Contrary to others [3], we found no clear associations between MRPS23 amplification and prognosis in our cohort of Norwegian breast cancer patients. We used a different method for assessment of gene copy number in our study (FISH), and different methodologies could partly explain the divergent results. Furthermore, the number of amplified cases was low in our study population, and the results must be interpreted with caution. Patient age in Cohort 1 is high, and the majority of patients were not given modern breast cancer treatment either due to their age at diagnosis or time of diagnosis [12]. This enables us to follow the near-natural course of disease after surgery. It would, however, be interesting to perform a MRPS23 FISH study in a cohort of younger patients treated according to current guidelines.

Interestingly, the MRPS23+ /HER2+ tumours had the poorest prognosis. HER2 is recognized as an important prognostic marker in breast cancer, and interaction with MRPS23 could potentially be of clinical importance. However, due to the low number of cases in some of the MRPS23/HER2 categories, the results should be interpreted with caution.
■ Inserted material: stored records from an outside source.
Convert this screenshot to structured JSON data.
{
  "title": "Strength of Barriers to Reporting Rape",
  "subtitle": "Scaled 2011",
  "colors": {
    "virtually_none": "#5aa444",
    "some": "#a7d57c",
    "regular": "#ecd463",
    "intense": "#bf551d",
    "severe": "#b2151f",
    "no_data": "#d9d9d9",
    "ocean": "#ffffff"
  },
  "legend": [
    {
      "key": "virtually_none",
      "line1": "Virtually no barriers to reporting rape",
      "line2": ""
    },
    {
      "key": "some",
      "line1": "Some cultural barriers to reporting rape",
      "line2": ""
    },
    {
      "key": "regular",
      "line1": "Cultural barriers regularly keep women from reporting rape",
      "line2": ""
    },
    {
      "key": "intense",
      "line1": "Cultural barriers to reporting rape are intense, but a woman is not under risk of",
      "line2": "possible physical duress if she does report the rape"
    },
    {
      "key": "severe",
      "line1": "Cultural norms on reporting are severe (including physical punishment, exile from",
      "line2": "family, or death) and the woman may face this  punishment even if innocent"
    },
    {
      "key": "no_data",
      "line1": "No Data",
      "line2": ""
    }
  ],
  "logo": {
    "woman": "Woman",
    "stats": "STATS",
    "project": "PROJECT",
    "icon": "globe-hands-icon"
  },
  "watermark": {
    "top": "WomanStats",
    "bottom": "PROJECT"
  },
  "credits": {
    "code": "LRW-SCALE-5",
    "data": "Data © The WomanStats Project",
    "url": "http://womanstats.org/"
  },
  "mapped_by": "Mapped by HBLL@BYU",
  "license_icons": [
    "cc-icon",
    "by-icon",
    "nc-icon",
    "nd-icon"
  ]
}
We found no correlation between MRPS23 expression levels and prognosis in the METABRIC data set. In our analyses of prognosis, we excluded basal-like and normal-like cases [3, 16]. A correlation between MRPS23 copy number status and gene expression has previously been found in the METABRIC dataset [3]. Since transcription is regulated by several mechanisms, good correlation between gene copy number and gene expression is infrequent [30,31,32]. Our analyses show that MRPS23 expression levels were overlapping between the different molecular subtypes. Such overlap was also seen between the highly proliferative luminal tumours (Luminal B) and basal-like tumours, the latter shown to be non-amplified. This could possibly be due to other MRPS23 up-regulating mechanisms, and potentially explain the lack of correlation between gene expression levels and prognosis in the METABRIC dataset.

Conclusion

Using FISH on a large cohort of breast cancer patients we found that MRPS23 amplification is associated with higher tumour cell proliferation. Amplifications were only found in luminal and HER2 type tumours. We found no association between MRPS23 amplification and prognosis. In the METABRIC dataset, gene expression levels were highest in Luminal B tumours. There was no correlation between MRPS23 expression and prognosis.